2 binişlik tam bilet 3.38 TL (Yani tek bilet 1,69 TL)
10 binişlik tam bilet 13.90 TL (Yani tek bilet 1,39 TL)
20 binişlik tam bilet 27,80 TL (Yani tek bilet 1,39 TL)
Şimdi şöyle düşünün aceleyle bilet alıp bir yere gideceksiniz rakamlardan anlaşılacağı gibi iki bilet istiyorsunuz ve herkeste olduğu gibi sizde de 3.38 TL gibi bir para olmayacağına göre mecburen gişeye ya 4 ya da 5 TL veriyorsunuz.
Bileti aldınız, peki ya paranın üstünü?
İşte sizi çıldırtan ve aptal yerine koyan durum burada başlıyor. Çünkü on binlerce kişinin bilet aldığı o gişede her ikili bilet alana 2 tane 10 kuruş verecek kadar bozuk para yok! Gişeyi bırakın piyasada bile arasanız bulmanıza imkan yok.
Herkes gibi üstü kalsın deyip bilet bedelini belediyeye öder, kalanı belediyecinin olsun mu dersiniz, otobüse binmekten mi vazgeçersiniz yoksa bu adamı aptal yerine koyan ama kendi içinde hesaplı (!) tarifeye göre paranızın üstünü veremeyeceğini söyleyip sırıtan görevli(!)den olan alacağınızı kayda geçirmek için tutanak mı tutturursunuz?
Haydi, tutturdunuz, sonra da alacağınızı almak için EGO’ya dilekçe mi yazarsınız?
Bu yazı yazıldığı 2009 Kasımında bu film Ankara’da oynamaktaydı.

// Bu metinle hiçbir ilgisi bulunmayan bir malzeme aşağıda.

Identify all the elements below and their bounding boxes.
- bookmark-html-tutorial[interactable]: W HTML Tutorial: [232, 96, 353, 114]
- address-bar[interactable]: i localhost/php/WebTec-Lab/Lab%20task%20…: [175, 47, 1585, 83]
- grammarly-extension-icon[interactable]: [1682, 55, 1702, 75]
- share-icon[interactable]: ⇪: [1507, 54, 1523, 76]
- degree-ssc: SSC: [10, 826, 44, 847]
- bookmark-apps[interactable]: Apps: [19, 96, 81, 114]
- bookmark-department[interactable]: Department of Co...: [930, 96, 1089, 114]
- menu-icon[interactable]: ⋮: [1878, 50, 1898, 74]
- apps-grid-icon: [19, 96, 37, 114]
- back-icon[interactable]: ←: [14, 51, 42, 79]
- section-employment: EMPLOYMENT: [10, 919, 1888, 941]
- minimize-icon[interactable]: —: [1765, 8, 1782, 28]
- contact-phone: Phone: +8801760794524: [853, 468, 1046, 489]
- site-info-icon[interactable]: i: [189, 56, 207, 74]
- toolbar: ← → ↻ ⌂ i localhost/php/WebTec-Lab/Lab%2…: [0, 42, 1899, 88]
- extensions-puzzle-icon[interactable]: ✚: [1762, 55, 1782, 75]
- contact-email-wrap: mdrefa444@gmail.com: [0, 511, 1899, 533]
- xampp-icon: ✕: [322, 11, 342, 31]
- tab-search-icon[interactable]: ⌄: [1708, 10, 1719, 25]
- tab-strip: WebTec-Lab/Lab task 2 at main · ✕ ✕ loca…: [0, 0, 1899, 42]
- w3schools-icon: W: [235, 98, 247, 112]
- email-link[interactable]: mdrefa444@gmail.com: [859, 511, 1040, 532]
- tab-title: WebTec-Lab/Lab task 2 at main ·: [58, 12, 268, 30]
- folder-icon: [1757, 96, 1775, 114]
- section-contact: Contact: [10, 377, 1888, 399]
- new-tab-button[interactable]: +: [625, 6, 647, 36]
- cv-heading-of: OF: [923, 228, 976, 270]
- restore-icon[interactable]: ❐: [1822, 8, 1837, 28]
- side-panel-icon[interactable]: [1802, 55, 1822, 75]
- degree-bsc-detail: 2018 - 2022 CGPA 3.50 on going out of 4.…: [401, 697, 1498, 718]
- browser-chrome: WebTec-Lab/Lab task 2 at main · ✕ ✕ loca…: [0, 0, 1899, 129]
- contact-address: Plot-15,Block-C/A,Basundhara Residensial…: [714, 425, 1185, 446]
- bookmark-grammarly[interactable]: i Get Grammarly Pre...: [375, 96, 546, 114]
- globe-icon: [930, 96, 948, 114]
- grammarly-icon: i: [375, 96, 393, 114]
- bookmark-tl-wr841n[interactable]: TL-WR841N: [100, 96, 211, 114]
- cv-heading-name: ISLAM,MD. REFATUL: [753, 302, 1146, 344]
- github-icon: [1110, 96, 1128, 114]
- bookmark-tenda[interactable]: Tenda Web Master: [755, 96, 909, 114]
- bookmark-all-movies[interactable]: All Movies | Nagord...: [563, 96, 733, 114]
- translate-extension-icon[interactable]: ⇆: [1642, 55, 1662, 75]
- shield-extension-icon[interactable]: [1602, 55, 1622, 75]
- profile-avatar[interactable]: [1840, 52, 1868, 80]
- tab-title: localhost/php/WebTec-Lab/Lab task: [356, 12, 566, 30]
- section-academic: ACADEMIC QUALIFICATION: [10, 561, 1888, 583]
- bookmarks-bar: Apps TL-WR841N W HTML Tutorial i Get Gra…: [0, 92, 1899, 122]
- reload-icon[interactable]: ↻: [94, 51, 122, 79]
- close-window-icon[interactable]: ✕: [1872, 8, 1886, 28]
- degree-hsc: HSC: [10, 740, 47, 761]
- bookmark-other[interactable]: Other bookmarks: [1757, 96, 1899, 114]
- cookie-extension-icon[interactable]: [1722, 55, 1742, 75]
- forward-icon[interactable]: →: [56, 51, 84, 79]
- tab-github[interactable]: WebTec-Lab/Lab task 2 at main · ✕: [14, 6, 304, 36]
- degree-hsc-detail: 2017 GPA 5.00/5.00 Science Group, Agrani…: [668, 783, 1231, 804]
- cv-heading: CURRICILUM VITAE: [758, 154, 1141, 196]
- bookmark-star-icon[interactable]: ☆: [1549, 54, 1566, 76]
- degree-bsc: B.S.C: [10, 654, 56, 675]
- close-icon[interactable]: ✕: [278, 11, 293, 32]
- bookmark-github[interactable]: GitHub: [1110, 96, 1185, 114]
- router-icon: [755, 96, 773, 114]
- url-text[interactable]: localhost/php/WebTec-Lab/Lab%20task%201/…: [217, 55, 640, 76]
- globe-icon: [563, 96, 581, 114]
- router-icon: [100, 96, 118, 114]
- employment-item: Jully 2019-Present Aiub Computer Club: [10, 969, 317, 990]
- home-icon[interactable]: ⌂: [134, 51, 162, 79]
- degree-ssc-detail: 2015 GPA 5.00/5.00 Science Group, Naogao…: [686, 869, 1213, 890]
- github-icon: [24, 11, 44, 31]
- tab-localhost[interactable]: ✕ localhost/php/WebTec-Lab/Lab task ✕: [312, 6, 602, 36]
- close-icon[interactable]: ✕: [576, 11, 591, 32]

Şimdi seyredip seyredip kendinize kahretmeyi mi tercih edersiniz yoksa bu işteki ali cengiz oyununu bir daha görmemek için uygun bir zamanda Ankara Büyükşehir Belediyesi’nden bir biçimde hesap mı sorarsınız?
Bilinçli tüketici sizsiniz, ben sadece ne yapacağınızı merak ediyorum.